Segundo o relatório de contas do primeiro semestre da EDP Renováveis (EDPR), hoje enviado à Comissão do Mercado de Valores Mobiliários (CMVM), o lucro bruto de exploração (EBITDA) diminuiu 13% para 654 milhões de euros no primeiro semestre, enquanto o lucro líquido de exploração (EBIT) foi de 364 milhões de euros.

As receitas da empresa cifraram-se em 856 milhões de euros na primeira metade deste ano, menos 6% que em igual período de 2020.

O declínio deveu-se ao impacto das vendas, que foram 69 milhões de euros inferiores às do primeiro semestre de 2020, aos preços de venda mais baixos, que foram 22 milhões de euros inferiores em relação ao ano anterior, principalmente em Espanha e nos EUA, e ao impacto desfavorável da conversão cambial, que reduziu as receitas em 38 milhões de euros.

Estas quedas não foram compensadas pelos megawatts adicionais de capacidade trazidos à corrente, que contribuíram com mais 61 milhões de euros do que na mesma metade do ano passado, e pelo aumento do recurso eólico, que acrescentou 11 milhões de euros.

O fenómeno meteorológico que ocorreu no primeiro trimestre do ano nos Estados Unidos teve também um impacto na evolução das receitas.

Por área geográfica, os negócios na Europa e no Brasil tiveram um bom desempenho, com um aumento do EBITDA de 40 milhões de euros em comparação com o ano anterior.

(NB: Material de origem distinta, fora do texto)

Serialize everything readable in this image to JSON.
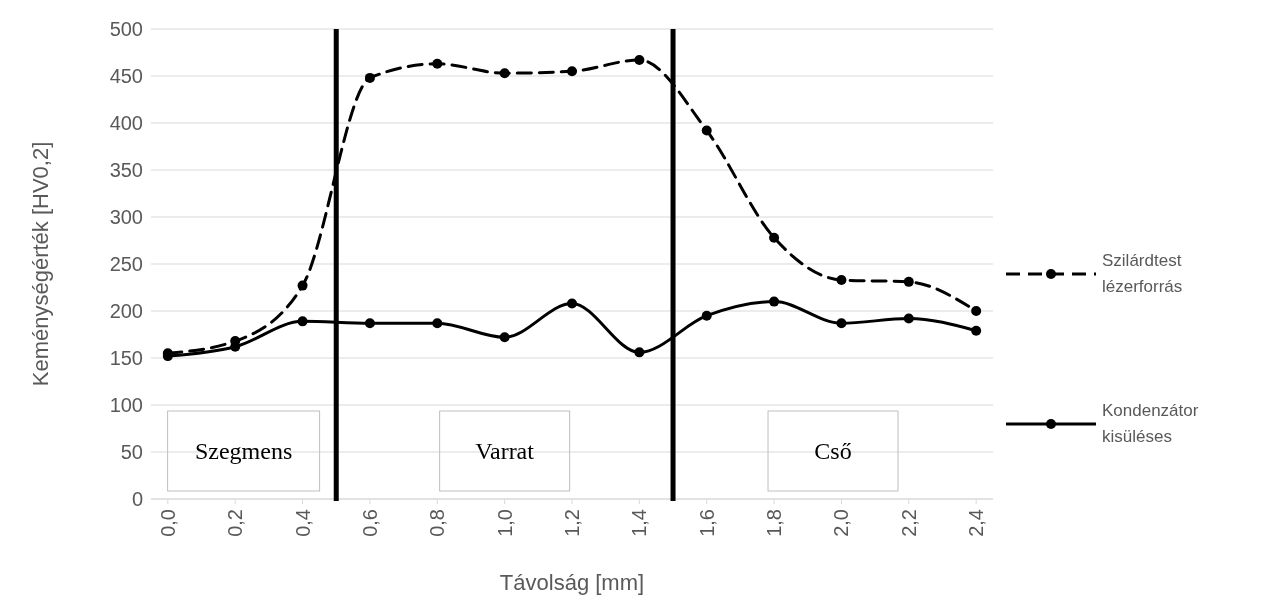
{
  "chart_data": {
    "type": "line",
    "xlabel": "Távolság [mm]",
    "ylabel": "Keménységérték [HV0,2]",
    "x": [
      0,
      0.2,
      0.4,
      0.6,
      0.8,
      1.0,
      1.2,
      1.4,
      1.6,
      1.8,
      2.0,
      2.2,
      2.4
    ],
    "xlim": [
      -0.05,
      2.45
    ],
    "xticks": [
      {
        "value": 0,
        "label": "0,0"
      },
      {
        "value": 0.2,
        "label": "0,2"
      },
      {
        "value": 0.4,
        "label": "0,4"
      },
      {
        "value": 0.6,
        "label": "0,6"
      },
      {
        "value": 0.8,
        "label": "0,8"
      },
      {
        "value": 1.0,
        "label": "1,0"
      },
      {
        "value": 1.2,
        "label": "1,2"
      },
      {
        "value": 1.4,
        "label": "1,4"
      },
      {
        "value": 1.6,
        "label": "1,6"
      },
      {
        "value": 1.8,
        "label": "1,8"
      },
      {
        "value": 2.0,
        "label": "2,0"
      },
      {
        "value": 2.2,
        "label": "2,2"
      },
      {
        "value": 2.4,
        "label": "2,4"
      }
    ],
    "ylim": [
      0,
      500
    ],
    "yticks": [
      0,
      50,
      100,
      150,
      200,
      250,
      300,
      350,
      400,
      450,
      500
    ],
    "grid": "y",
    "legend": "right",
    "marker": "circle",
    "series": [
      {
        "name": "Szilárdtest lézerforrás",
        "color": "#000000",
        "line_style": "dashed",
        "values": [
          155,
          168,
          227,
          448,
          463,
          453,
          455,
          467,
          392,
          278,
          233,
          231,
          200
        ]
      },
      {
        "name": "Kondenzátor kisüléses",
        "color": "#000000",
        "line_style": "solid",
        "values": [
          152,
          162,
          189,
          187,
          187,
          172,
          208,
          156,
          195,
          210,
          187,
          192,
          179
        ]
      }
    ],
    "ref_lines": [
      {
        "axis": "x",
        "value": 0.5,
        "color": "#000000"
      },
      {
        "axis": "x",
        "value": 1.5,
        "color": "#000000"
      }
    ],
    "annotations": [
      "Szegmens",
      "Varrat",
      "Cső"
    ]
  }
}
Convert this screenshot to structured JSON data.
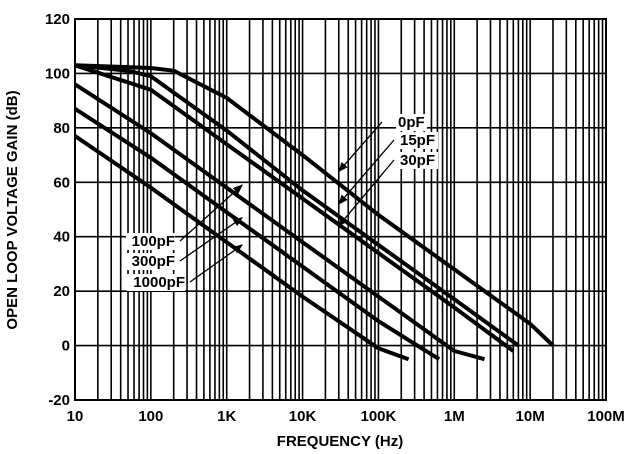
{
  "chart_data": {
    "type": "line",
    "title": "",
    "xlabel": "FREQUENCY (Hz)",
    "ylabel": "OPEN LOOP VOLTAGE GAIN (dB)",
    "xscale": "log",
    "xlim": [
      10,
      100000000
    ],
    "ylim": [
      -20,
      120
    ],
    "grid": true,
    "legend": "inline labels with pointer arrows",
    "x_ticks": [
      {
        "value": 10,
        "label": "10"
      },
      {
        "value": 100,
        "label": "100"
      },
      {
        "value": 1000,
        "label": "1K"
      },
      {
        "value": 10000,
        "label": "10K"
      },
      {
        "value": 100000,
        "label": "100K"
      },
      {
        "value": 1000000,
        "label": "1M"
      },
      {
        "value": 10000000,
        "label": "10M"
      },
      {
        "value": 100000000,
        "label": "100M"
      }
    ],
    "y_ticks": [
      {
        "value": -20,
        "label": "-20"
      },
      {
        "value": 0,
        "label": "0"
      },
      {
        "value": 20,
        "label": "20"
      },
      {
        "value": 40,
        "label": "40"
      },
      {
        "value": 60,
        "label": "60"
      },
      {
        "value": 80,
        "label": "80"
      },
      {
        "value": 100,
        "label": "100"
      },
      {
        "value": 120,
        "label": "120"
      }
    ],
    "series": [
      {
        "name": "0pF",
        "x": [
          10,
          100,
          200,
          1000,
          10000,
          100000,
          1000000,
          10000000,
          20000000
        ],
        "y": [
          103,
          102,
          101,
          91,
          70,
          48,
          28,
          8,
          0
        ]
      },
      {
        "name": "15pF",
        "x": [
          10,
          50,
          100,
          1000,
          10000,
          100000,
          1000000,
          7000000
        ],
        "y": [
          103,
          101,
          99,
          79,
          57,
          37,
          17,
          0
        ]
      },
      {
        "name": "30pF",
        "x": [
          10,
          100,
          1000,
          10000,
          100000,
          1000000,
          6000000
        ],
        "y": [
          103,
          94,
          74,
          54,
          34,
          14,
          -2
        ]
      },
      {
        "name": "100pF",
        "x": [
          10,
          100,
          1000,
          10000,
          100000,
          1000000,
          2500000
        ],
        "y": [
          96,
          78,
          58,
          38,
          18,
          -2,
          -5
        ]
      },
      {
        "name": "300pF",
        "x": [
          10,
          100,
          1000,
          10000,
          100000,
          630000
        ],
        "y": [
          87,
          69,
          49,
          29,
          9,
          -5
        ]
      },
      {
        "name": "1000pF",
        "x": [
          10,
          100,
          1000,
          10000,
          100000,
          250000
        ],
        "y": [
          77,
          58,
          38,
          18,
          -1,
          -5
        ]
      }
    ],
    "annotations": [
      {
        "text": "0pF",
        "arrow_to": {
          "x": 30000,
          "y": 64
        }
      },
      {
        "text": "15pF",
        "arrow_to": {
          "x": 30000,
          "y": 52
        }
      },
      {
        "text": "30pF",
        "arrow_to": {
          "x": 30000,
          "y": 44
        }
      },
      {
        "text": "100pF",
        "arrow_to": {
          "x": 1600,
          "y": 59
        }
      },
      {
        "text": "300pF",
        "arrow_to": {
          "x": 1600,
          "y": 47
        }
      },
      {
        "text": "1000pF",
        "arrow_to": {
          "x": 1600,
          "y": 37
        }
      }
    ]
  }
}
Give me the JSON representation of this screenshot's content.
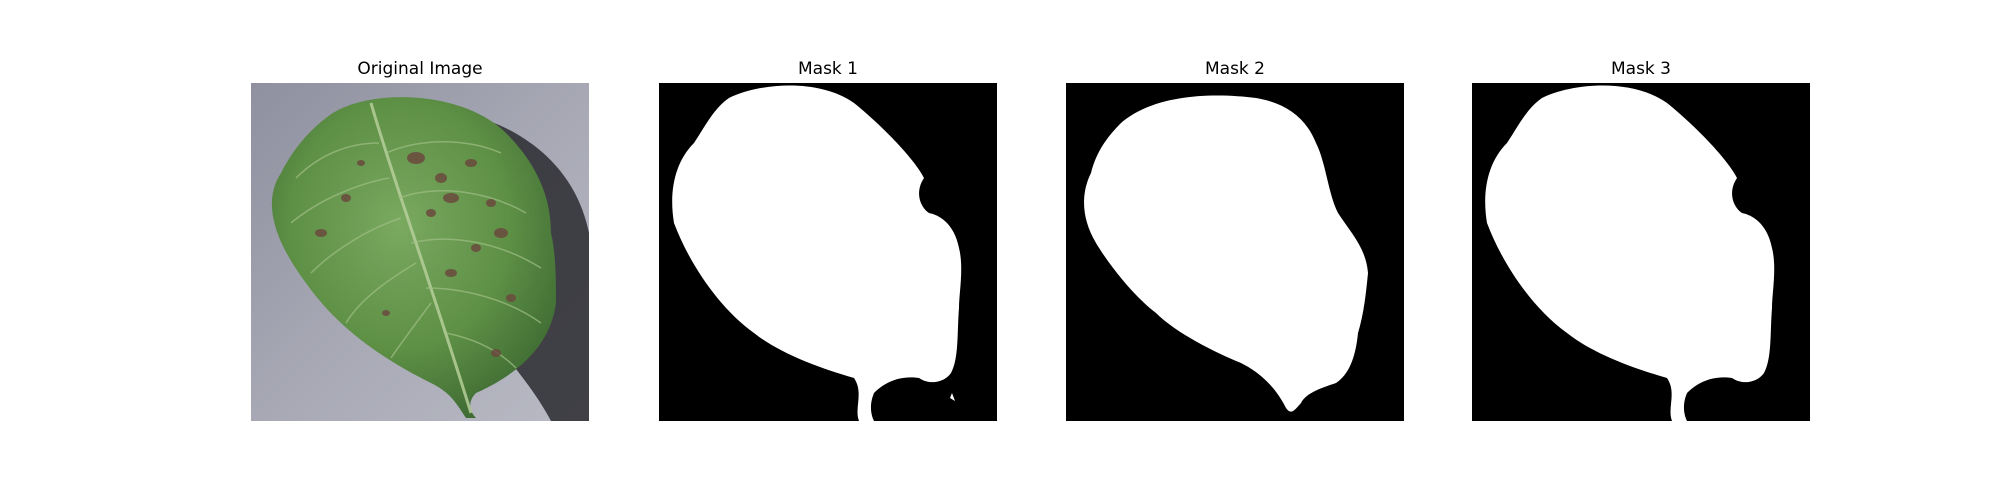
{
  "panels": [
    {
      "title": "Original Image"
    },
    {
      "title": "Mask 1"
    },
    {
      "title": "Mask 2"
    },
    {
      "title": "Mask 3"
    }
  ],
  "colors": {
    "background": "#ffffff",
    "mask_foreground": "#ffffff",
    "mask_background": "#000000",
    "leaf_green": "#5d8f45",
    "leaf_dark": "#3f6b33",
    "disease_spot": "#6b4a3e",
    "surface_gray": "#9a9aa4"
  }
}
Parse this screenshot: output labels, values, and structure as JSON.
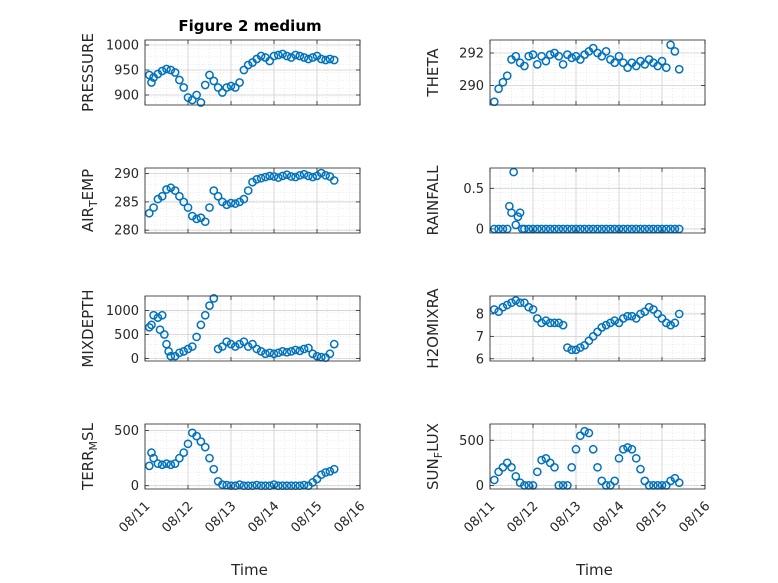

A EDPR indica ainda que no final de junho passado "a dívida líquida totalizava 3.563 milhões de euros, mais 120 milhões de euros que em dezembro de 2020, refletindo a estratégia de investimento neutralizada em parte pelo aumento de capital recebido em abril".

Em relação aos resultados operacionais, o relatório afirma que no final de junho "a EDPR tinha um portfólio de ativos operacionais de 12,6 gigawatts (GW), com vida média de nove anos, dos quais 11,7 GW totalmente consolidados e 841 megawatts (MW) são contabilizados pelo método da equivalência patrimonial (participações em projetos em Espanha, Portugal, Estados Unidos e eólica 'offshore').

No total, a variação líquida anual consolidada do portfólio da EDPR foi de +415 MW, apesar da venda de uma participação de 68% numa carteira eólica operacional de 405 MW nos EUA (275 MW líquidos).

A EDPR acrescentou 691 MW de capacidade eólica e solar desde dezembro de 2020, dos quais 648 MW foram totalmente consolidados - 83 MW na Europa, 537 MW na América do Norte e 28 MW na Ásia-Pacífico devido à sua entrada no Vietname.

Além disso, o projeto eólico 'offshore' Seamade na Bélgica também entrou em funcionamento durante o primeiro trimestre do ano.

Em 30 de junho, a EDPR tinha 2,9 GW de nova capacidade em construção (2,195 MW de energia eólica terrestre, 421 MW de energia solar e 269 MW em participações em projetos eólicos 'offshore').

No primeiro semestre deste ano, a EDPR produziu 15,3 terawatts-hora (TWh) de eletricidade, mais 5% do que no mesmo período de 2020.

A EDPR tem 3,7 GW em contratos de compra de energia em negociação e pré-seleção, e fechou um acordo com a Amazónia para o fornecimento de energia solar e eólica ao abrigo dos acordos de compra e venda de energia entre 2023 e 2025 nos Estados Unidos, Europa e América Latina.